With stricter U.S. and European fuel economy regulations phasing in over the next few years, it’s possible Audi could tweak the A8’s engines along the way to help further maximize mileage. A fuel-saving 3.0-liter turbo-diesel-powered A8 is offered in Europe and generates 250 horsepower with a pavement-burning 406 pound-feet of torque. It’s not likely to be sold in the U.S., however, at least not in the short term. Audi has a gas/electric hybrid version of its midsize A6 sedan in the works, and there’s a chance that powertrain could find its way into the A8 to boost fuel economy and/or performance. It might even replace the W12 at some point, much in the same way Lexus uses a hybrid V-8 in its flagship LS sedan instead of a 12-cylinder engine.
A high-performance S8 model could rejoin A8 line for the 2013 or 2014 model year. Though the previous rendition’s Lamborghini-derived V-10 engine will not likely come along for the ride, reports suggest a new S8 could come powered by a twin-turbocharged 4.0-liter V-8.
2012 Audi A8 Competition back to top
BMW 7 Series: A rival to the A8 for title of best sporty large luxury sedan on the market, the 7-Series comes in standard- and long-wheelbase form with a wide choice of powertrains. It offers a 315-horsepower six-cylinder, a 400-horsepower V-8, and a 535-horsepower V-12. Also available is a gas-electric hybrid V-8 powertrain in the ActiveHybrid 7; it generates the equivalent of 440 horses. Rear-drive remains standard, AWD is offered on select models to deliver added traction on wet or snowy roads but retain a rear-drive feel under normal driving conditions. The big BMW’s performance is about as good as it gets in this class. Drivers can fine-tune the steering and suspension stiffness, engine throttle response, and transmission shift points according to selectable modes that range from “Comfort” to the full-tilt “Sport Plus.” Expect the 2012 7-Series range to run from around $72,000-$130,500, with assorted fanciful options available to drive up the prices even further.

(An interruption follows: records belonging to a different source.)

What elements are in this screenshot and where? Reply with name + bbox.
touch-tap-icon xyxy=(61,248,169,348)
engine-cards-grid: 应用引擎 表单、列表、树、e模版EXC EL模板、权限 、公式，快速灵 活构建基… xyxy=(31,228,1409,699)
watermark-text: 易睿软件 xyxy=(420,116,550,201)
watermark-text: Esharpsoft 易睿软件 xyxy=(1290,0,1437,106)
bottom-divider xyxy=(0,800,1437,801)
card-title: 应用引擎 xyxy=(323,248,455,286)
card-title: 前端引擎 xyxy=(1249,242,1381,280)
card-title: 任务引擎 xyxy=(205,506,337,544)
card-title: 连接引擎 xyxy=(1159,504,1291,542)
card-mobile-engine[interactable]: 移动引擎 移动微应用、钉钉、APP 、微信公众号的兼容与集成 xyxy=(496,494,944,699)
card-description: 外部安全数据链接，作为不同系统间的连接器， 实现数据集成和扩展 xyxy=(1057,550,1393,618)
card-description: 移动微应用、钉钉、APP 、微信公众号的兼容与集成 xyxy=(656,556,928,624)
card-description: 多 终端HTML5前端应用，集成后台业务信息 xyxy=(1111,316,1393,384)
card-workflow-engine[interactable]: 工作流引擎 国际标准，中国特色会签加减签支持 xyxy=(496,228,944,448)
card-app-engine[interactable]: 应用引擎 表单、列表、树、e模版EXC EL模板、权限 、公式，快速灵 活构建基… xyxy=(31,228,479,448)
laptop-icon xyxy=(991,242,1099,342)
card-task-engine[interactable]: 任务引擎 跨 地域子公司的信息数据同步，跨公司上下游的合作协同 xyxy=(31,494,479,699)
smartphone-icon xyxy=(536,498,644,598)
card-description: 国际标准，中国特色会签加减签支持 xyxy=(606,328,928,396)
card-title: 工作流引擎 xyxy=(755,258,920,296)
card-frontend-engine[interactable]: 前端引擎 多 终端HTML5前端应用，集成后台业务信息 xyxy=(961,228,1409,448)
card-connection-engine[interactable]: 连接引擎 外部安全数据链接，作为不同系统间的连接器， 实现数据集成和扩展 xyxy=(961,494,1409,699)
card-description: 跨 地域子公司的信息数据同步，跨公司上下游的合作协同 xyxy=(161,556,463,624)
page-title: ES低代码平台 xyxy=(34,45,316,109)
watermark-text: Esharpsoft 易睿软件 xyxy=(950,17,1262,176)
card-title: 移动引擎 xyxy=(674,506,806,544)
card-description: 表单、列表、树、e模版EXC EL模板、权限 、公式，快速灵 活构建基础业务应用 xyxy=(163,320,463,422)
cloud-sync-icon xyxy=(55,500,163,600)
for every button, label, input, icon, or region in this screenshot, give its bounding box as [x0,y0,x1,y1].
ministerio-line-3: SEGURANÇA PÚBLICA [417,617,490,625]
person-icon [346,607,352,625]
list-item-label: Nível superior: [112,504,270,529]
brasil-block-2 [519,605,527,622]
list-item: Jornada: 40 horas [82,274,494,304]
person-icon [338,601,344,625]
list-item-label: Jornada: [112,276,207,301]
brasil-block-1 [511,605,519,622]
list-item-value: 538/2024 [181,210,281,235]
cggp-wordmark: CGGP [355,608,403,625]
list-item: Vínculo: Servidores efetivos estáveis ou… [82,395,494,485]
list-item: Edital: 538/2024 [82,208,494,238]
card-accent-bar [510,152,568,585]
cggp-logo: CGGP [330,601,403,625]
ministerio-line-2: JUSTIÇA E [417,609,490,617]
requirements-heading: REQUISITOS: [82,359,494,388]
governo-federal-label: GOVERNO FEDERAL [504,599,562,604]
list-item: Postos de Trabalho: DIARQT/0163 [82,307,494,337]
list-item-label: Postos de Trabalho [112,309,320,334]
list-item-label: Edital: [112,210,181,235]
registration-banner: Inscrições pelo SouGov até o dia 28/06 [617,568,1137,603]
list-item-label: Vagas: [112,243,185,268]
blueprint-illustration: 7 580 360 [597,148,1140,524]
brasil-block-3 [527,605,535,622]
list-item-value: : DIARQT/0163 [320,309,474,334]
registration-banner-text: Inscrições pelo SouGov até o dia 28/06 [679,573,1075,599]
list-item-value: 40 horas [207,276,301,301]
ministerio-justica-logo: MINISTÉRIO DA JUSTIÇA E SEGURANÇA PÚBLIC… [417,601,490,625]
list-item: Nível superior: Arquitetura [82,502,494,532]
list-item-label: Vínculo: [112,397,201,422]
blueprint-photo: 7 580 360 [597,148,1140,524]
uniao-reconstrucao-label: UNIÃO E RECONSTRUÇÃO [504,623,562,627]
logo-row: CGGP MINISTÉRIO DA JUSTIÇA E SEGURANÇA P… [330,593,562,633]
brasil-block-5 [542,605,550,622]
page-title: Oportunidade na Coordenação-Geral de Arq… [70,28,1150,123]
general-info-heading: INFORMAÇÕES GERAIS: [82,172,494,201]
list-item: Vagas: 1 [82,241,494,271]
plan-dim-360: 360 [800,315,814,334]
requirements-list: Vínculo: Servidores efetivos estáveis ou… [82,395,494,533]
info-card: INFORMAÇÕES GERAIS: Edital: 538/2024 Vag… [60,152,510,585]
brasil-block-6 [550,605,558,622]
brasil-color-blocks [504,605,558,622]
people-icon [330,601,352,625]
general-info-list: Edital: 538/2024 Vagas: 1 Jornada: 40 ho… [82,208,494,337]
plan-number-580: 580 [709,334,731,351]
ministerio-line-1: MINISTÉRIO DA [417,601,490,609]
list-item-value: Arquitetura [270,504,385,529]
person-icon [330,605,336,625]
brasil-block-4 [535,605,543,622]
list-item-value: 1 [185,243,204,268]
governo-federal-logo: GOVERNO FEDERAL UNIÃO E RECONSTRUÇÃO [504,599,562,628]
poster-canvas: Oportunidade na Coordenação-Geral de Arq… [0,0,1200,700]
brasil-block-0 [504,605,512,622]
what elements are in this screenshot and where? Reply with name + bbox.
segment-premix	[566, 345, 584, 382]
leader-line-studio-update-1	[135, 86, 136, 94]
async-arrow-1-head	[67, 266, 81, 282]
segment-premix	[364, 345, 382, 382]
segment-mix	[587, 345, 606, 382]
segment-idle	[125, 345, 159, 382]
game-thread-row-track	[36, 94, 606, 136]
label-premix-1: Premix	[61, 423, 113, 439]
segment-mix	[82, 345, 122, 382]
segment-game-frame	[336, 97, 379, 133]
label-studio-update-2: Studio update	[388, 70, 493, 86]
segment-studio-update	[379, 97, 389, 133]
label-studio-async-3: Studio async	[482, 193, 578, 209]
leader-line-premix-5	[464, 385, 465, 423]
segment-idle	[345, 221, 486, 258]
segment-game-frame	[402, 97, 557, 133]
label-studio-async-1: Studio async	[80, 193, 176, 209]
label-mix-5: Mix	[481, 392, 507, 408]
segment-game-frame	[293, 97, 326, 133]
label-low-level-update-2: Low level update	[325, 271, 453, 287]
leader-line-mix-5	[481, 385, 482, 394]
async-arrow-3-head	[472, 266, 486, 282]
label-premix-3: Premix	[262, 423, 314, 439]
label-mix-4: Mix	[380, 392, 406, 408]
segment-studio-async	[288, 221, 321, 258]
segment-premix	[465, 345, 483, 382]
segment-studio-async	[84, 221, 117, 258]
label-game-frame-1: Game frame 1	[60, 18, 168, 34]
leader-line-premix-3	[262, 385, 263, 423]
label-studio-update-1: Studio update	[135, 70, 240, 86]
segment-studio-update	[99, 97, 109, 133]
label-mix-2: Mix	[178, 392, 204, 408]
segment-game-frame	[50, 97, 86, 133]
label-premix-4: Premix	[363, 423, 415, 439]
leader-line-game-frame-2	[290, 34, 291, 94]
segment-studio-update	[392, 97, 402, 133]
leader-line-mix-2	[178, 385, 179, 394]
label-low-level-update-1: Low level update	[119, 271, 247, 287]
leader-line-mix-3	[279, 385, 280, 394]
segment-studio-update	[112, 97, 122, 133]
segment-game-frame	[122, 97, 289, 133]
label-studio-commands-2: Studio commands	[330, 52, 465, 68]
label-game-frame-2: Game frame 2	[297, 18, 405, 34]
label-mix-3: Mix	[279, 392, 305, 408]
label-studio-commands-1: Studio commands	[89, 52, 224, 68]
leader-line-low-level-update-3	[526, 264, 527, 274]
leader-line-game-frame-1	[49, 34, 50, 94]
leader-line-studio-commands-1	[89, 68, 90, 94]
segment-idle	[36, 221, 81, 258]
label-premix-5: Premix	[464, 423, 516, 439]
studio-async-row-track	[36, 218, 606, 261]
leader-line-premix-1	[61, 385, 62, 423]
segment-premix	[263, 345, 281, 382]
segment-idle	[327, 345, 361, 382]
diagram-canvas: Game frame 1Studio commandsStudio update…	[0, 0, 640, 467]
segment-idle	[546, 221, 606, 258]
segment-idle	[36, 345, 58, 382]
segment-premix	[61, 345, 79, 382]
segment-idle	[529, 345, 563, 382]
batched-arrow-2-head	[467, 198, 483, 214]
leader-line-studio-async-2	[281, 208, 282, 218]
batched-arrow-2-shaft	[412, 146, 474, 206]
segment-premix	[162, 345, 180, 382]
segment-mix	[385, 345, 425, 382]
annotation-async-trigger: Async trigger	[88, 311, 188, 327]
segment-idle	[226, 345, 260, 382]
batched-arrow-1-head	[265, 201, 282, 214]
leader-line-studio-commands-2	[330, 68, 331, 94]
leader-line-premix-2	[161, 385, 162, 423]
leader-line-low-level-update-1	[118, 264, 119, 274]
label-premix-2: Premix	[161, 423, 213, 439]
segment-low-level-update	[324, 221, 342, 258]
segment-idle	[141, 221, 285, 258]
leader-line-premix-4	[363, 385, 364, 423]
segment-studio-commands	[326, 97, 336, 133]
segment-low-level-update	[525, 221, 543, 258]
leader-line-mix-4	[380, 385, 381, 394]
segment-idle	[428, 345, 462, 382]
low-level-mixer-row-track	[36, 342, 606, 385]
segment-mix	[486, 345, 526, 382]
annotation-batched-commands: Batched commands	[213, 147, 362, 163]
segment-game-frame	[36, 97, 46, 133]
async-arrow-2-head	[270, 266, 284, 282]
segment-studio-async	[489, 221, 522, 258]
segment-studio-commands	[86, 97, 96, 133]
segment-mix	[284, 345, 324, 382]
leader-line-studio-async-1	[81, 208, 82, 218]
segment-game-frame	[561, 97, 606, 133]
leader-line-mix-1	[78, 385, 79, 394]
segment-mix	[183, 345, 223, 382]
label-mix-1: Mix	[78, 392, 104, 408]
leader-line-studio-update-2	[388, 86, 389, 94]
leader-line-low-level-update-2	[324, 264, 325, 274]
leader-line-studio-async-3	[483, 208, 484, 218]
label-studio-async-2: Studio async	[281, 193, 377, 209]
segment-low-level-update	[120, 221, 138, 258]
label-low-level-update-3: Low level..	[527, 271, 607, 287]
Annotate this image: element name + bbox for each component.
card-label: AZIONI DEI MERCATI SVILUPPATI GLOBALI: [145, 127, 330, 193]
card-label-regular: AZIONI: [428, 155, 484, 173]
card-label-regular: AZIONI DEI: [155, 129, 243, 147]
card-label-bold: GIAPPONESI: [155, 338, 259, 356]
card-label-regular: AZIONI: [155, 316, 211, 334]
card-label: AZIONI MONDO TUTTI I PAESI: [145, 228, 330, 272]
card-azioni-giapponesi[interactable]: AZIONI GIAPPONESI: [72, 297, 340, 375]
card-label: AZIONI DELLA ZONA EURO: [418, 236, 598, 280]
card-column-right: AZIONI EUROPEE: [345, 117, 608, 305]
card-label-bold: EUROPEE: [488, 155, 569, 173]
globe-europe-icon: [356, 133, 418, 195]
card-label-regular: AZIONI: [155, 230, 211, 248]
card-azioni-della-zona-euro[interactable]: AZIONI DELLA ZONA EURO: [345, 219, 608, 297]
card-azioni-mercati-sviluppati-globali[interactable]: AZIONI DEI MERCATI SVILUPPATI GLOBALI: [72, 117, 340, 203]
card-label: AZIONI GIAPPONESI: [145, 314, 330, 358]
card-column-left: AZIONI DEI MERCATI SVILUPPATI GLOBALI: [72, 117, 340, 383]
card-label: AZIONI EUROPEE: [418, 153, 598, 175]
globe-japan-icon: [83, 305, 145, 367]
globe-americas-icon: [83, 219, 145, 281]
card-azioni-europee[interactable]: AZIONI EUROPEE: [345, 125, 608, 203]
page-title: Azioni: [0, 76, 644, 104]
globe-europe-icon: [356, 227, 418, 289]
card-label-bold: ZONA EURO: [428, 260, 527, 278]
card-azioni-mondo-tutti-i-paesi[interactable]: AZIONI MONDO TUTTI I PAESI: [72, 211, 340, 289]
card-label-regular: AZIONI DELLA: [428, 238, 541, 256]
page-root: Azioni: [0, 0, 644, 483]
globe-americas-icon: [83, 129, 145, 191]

Mercedes-Benz S-Class: The top-of-the-line Mercedes sedan delivers the goods with its elegant styling, roomy interior, myriad high-tech features and flawless performance engineering that ranges from solid to over-the-top, depending on the model. The 2012 S-Class will again come in a single wheelbase configuration that’s on a par with the long-wheelbase competition for room and comfort. The model lineup is broad and includes the S400 “mild” hybrid V-6 gas-electric model for the best fuel economy in the line. It’s followed by the S500 that packs a potent V-8 and can be fitted with Mercedes’ 4Matic AWD as an alternative to the standard rear-drive layout. Top AMG-tuned models will again include V-8 and V-12s with around 500 and 600 horsepower, respectively, though with fuel economy as an afterthought. A redesigned S-Class is anticipated for model-year 2014. Estimated 2012 S-Class base-price range is $92,000-$210,000.
Lexus LS: While it lacks a European lineage and can be considered a bland choice among large luxury cars, the LS is unashamedly built for comfort and delivers in spades with a quiet and opulent interior, long list of convenience features, and admirable – albeit not heart-racing –performance. It’s offered in standard- and long-wheelbase models with a choice of rear- or all-wheel drive. At “only” 350 horsepower or so, the 2012 LS’s 4.6-liter V-8 looks weak against the competition but on the road it operates smoothly and provides all the performance you’re likely to need. Helping out is a very good eight-speed automatic transmission. The hybrid gas/electric-powered LS 600h L can run on gas, battery power or a combination of both and boasts quicker acceleration with slightly better fuel economy than the gas-only model. The LS is due a full redesign for model-year 2013. Expect the 2012 LS460 to start around $68,000, the LS460L around $73,000, and the hybrid LS600hL around $113,000.